1976’da da “55 günden beri ücretlerini alamamış olan işçilerimiz perişan durumdadır. Toplu sözleşmelerinden doğan hakla direnişe geçmiş tüm hizmetleri durdurmuştur. Zira üretmeğe güçleri yoktur. Kimsenin de aç işçiden tokların çöplerini toplamasını istemeye hakkı yoktur” diye feryat eder.

1976 Ekim’inde temizlik işçilerinin direnişi ve emekten yana duruşu gerekçesiyle İçişleri Bakanı Oğuzhan Asiltürk tarafından görevden alınır.

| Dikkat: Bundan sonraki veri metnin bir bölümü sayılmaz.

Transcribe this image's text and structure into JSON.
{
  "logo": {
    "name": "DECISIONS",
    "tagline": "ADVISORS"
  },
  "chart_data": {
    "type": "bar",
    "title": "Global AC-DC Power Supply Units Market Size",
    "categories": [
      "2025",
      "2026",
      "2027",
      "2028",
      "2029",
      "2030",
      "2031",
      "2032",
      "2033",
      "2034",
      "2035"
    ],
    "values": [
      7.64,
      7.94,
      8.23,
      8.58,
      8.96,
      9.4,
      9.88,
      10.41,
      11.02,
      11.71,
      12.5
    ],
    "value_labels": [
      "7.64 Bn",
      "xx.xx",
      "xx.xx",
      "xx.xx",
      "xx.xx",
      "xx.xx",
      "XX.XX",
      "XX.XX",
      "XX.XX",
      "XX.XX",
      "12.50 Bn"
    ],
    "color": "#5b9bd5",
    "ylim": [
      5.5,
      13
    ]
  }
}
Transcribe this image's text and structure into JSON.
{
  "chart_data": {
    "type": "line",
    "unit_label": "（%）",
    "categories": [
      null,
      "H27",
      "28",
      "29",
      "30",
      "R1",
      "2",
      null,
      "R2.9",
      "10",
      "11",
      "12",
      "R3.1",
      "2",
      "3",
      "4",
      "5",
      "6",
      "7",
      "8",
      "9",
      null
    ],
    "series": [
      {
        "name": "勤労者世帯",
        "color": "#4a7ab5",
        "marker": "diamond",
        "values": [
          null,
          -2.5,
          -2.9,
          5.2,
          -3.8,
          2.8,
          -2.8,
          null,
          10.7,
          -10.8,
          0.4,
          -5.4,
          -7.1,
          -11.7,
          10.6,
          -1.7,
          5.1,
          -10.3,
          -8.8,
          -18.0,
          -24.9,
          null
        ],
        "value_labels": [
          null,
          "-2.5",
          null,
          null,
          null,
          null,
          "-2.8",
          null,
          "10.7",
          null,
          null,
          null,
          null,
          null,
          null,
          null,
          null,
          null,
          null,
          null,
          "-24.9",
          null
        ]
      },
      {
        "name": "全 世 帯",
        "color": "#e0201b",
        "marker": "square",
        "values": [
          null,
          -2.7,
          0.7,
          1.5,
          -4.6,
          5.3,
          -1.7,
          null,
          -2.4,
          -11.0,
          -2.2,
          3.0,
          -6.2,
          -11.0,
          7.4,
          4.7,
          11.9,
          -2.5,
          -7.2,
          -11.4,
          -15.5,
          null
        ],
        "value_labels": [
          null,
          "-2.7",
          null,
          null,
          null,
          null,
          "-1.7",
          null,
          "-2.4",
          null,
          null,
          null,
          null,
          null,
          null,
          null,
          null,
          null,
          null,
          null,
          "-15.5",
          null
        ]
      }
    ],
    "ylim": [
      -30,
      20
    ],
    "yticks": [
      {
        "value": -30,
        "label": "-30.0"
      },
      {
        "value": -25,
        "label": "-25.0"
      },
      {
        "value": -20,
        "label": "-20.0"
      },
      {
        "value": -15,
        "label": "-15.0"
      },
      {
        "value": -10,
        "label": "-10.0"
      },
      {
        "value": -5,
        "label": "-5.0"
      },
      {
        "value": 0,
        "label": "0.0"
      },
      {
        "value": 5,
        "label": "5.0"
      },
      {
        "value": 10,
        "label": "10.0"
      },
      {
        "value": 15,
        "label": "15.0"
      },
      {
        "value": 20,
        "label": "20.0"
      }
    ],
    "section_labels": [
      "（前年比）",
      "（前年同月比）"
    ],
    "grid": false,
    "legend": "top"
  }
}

O zaman belediye işçileri ve şoförleri, “06 Dalokay” “seni kimseler elimizden alamaz yanındayız sonuna dek” diye kucaklarlar. Aldırmazlar da.

O’nu Ankara ile özdeşleştiren halkının bu buluşunu, desteğini, bu güvenini Yelkenimizdeki Rüzgârı Çaldılar Yılmadık kitabında, yaşamının en büyük en güzel anı olarak tanımlar.

***

Vedat Dalokay 1991 yılının 21 Mart’ında eşi ve oğluyla -sanırım Erciyes'in karlı doruklarına tırmanmaya giderken- Hasandede (Kırıkkale) yakınlarında geçirdiği trafik kazasında yaşayanlar dünyasından ayrılıp, ölümsüzlere katıldı.

Uğur Mumcu 22 Mart 1991 Cumhuriyet’te şöyle uğurlamıştı; “Deniz Gezmişin mezarından aldığı bir avuç toprağı Nazımın mezarına serpmişti. Ey koca Vedat güle güle.”

Doğan Hasol’un deyişiyle bitireyim: “İnancını apaçık ortaya koyan, hatalı hatasız sollayan düşünceleriyle…” Devrimci Belediyecilik Derneği Başkanı ve toplumcu belediyecilik düşüncesinin öncü ismi Koca Vedat’ı bu halk unutmayacak!